I’ve lived in several different places in the Greater Paris Area since I began my French séjour. After close to eight years abroad, I’ve moved five times. Before that, when I was still living in the US I moved six times in just four years — blame it on student housing and summer rentals in a small village by the sea.
When I was an au pair I lived in the chic suburb of Les Vesinet. Then I finally broke the pérephérique (the pseudo freeway-cum-border that surrounds Paris) and moved to the 16th arrondissement. From there, I headed back out to the suburbs to Nogent-sur-Marne where my in-laws live. Next, Montreuil, the up-and-coming suburb that also has access to the métro.

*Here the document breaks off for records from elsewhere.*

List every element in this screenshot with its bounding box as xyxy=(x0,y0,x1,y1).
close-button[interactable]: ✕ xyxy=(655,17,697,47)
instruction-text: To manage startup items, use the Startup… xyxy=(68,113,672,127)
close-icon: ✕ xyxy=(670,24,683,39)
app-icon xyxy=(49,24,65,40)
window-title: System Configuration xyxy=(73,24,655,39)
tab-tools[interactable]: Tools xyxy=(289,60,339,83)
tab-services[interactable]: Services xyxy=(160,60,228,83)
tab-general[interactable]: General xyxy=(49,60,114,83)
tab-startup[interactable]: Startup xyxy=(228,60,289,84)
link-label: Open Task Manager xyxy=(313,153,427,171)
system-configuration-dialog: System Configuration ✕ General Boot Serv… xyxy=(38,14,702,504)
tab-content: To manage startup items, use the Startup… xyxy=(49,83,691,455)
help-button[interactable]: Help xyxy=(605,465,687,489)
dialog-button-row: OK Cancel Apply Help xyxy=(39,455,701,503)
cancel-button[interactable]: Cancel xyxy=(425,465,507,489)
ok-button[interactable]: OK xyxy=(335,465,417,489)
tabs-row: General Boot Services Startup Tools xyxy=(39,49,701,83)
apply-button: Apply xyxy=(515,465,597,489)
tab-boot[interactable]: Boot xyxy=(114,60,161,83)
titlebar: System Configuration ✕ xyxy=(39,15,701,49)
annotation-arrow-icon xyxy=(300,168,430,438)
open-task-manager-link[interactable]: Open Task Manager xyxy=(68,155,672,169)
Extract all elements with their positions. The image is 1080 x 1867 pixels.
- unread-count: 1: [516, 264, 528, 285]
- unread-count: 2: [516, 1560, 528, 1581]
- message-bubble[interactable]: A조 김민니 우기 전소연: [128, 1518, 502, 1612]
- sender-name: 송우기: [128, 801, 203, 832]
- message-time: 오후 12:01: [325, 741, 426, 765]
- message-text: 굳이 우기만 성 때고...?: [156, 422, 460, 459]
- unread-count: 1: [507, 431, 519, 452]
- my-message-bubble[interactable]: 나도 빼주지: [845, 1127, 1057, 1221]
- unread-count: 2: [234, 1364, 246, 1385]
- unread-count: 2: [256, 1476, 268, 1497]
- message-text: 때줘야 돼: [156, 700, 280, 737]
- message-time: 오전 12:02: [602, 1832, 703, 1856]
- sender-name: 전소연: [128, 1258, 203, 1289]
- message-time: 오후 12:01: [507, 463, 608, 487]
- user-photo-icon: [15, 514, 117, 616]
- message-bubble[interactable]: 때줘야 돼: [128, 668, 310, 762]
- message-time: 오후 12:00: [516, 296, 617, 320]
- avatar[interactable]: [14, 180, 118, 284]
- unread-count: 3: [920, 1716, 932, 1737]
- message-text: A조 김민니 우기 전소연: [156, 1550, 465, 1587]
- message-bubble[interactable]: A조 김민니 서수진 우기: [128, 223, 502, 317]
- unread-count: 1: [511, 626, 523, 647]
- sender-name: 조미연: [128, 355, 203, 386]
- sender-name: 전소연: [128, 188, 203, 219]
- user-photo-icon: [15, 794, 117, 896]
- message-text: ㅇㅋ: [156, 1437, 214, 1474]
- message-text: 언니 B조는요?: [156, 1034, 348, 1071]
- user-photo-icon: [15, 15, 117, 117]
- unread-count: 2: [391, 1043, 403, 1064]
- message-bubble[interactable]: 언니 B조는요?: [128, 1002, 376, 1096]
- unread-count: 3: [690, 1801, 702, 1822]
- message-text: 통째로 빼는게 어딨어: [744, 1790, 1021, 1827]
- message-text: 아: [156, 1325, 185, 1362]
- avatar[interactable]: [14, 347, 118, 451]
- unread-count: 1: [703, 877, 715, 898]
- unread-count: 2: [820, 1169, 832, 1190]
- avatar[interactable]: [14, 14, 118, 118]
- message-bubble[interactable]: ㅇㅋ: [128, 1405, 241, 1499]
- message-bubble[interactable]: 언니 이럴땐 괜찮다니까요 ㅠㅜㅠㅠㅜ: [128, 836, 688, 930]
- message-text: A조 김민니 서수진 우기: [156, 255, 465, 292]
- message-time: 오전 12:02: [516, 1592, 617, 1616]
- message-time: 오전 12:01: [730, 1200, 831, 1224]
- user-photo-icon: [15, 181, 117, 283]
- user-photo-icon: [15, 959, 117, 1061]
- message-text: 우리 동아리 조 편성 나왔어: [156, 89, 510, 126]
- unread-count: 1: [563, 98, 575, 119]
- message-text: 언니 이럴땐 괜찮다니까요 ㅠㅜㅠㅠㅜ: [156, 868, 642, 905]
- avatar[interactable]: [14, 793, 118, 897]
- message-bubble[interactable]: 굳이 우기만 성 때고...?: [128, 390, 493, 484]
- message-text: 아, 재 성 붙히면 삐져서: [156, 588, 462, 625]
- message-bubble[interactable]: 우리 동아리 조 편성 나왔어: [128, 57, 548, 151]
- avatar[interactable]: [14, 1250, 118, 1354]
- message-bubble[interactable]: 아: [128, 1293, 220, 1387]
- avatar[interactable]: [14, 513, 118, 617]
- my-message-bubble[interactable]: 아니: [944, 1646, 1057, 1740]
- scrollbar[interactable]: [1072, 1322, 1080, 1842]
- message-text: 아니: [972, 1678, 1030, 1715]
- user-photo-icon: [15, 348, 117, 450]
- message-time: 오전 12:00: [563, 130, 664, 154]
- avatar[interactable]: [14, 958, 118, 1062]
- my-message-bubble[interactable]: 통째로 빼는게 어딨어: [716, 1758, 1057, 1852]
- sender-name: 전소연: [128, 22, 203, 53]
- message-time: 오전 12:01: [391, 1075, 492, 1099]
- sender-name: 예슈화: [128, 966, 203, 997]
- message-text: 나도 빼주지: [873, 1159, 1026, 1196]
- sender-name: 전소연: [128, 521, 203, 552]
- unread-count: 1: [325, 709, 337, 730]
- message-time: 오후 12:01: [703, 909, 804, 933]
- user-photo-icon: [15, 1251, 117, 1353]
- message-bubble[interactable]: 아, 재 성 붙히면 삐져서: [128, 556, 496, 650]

Suffice it to say, I’m tired of moving and I hope to never do it again (kidding, but not really). Luckily, I now live in what I consider to be the best neighborhood in Paris: Montmartre in the 18th arrondissement.
I walk out of my door and take a quick left to climb the hill to head to the Sacré-Cœur Basilica, which just happens to be a few minutes’ walk from my place. On my way, I decide to take the Rue Caulaincourt to get there. It’s springtime so the wide avenue is shaded by lush trees that I take a moment to look up at as I pass by. Something so simple as watching the leaves blow in the trees instantly becomes special when you’re walking through Paris, doesn’t it?
The buildings in the area are a mixture — the 18th 19th, 20th, and 21st centuries come together to form the hodgepodge that is Montmartre. My building was built in 1881. The Lapin Agile, a bar where Picasso used to hang, is just around the corner and was built in 1795. The Sacré-Cœur? Construction finished in 1891.
There are cafés on every corner (obviously, it’s Paris) and each one is just as unique on the outside as it is on the inside. Okay, I’m exaggerating a bit but I’ve personally never met a Parisian café I didn’t like. Even if it did look the same as the one next door.
Speaking of cafés, there is no shortage of restaurants to try in the 18th. My local hangout is Georgia Love on Rue Caulaincourt. You’ll catch me and my husband on their terrasse 1-2 times per week.
A little further down the hill is the Boulangerie du Square, where I pick up my daily baguette fix — if there isn’t an insane line at Maison Landemaine, I’ll pick up a sandwich there. For my fresh fruits and veg, Rue du Poteau has several outdoor markets to explore, as well as a cheese shop aptly called La Fromagerie de Montmartre. There are also several butchers, and a Monoprix in case I need other essentials.
If you climb back up the hill to the Sacré-Cœur, there are even more eateries to try. For an authentic French experience, head to Le Miroir on Rue des Martyrs. If you’re craving good Italian (yes, it’s possible in Paris), visit Constantia Martyrs, also on Rue des Martyrs. For the best Mexican I’ve ever tasted in France, ACÀ on Boulevard de Clichy is always a good idea.
The mood, the atmosphere, the vibe. Different words for the same thing: The feeling that I get when I’m wandering the streets of Montmartre is unlike anything I’ve ever felt elsewhere. From the first moment I visited the area, something just seemed right. I was home.
Considering my background, it makes sense. Montmartre was once (and some argue, still is) the artists’ quarter of Paris. Along with Montparnasse, the best and the brightest once lived here. Picasso, van Gogh, Verlaine, Renoir, Modigliani…I could go on and on.
It makes sense. I’m a writer at heart and that heart seeks out places where those who came before me once lived. The reason why I feel so at home here is because it’s the perfect place to sit with myself and create. The architecture and food help, but the vibe is what makes it so unique. That ephemeral, impossible-to-articulate sensation that I feel as I climb the winding streets up to one of the highest points in the city is so difficult to communicate that I can only say this: You have to experience it yourself to understand.
And I sincerely hope that each and every one of you does, one day.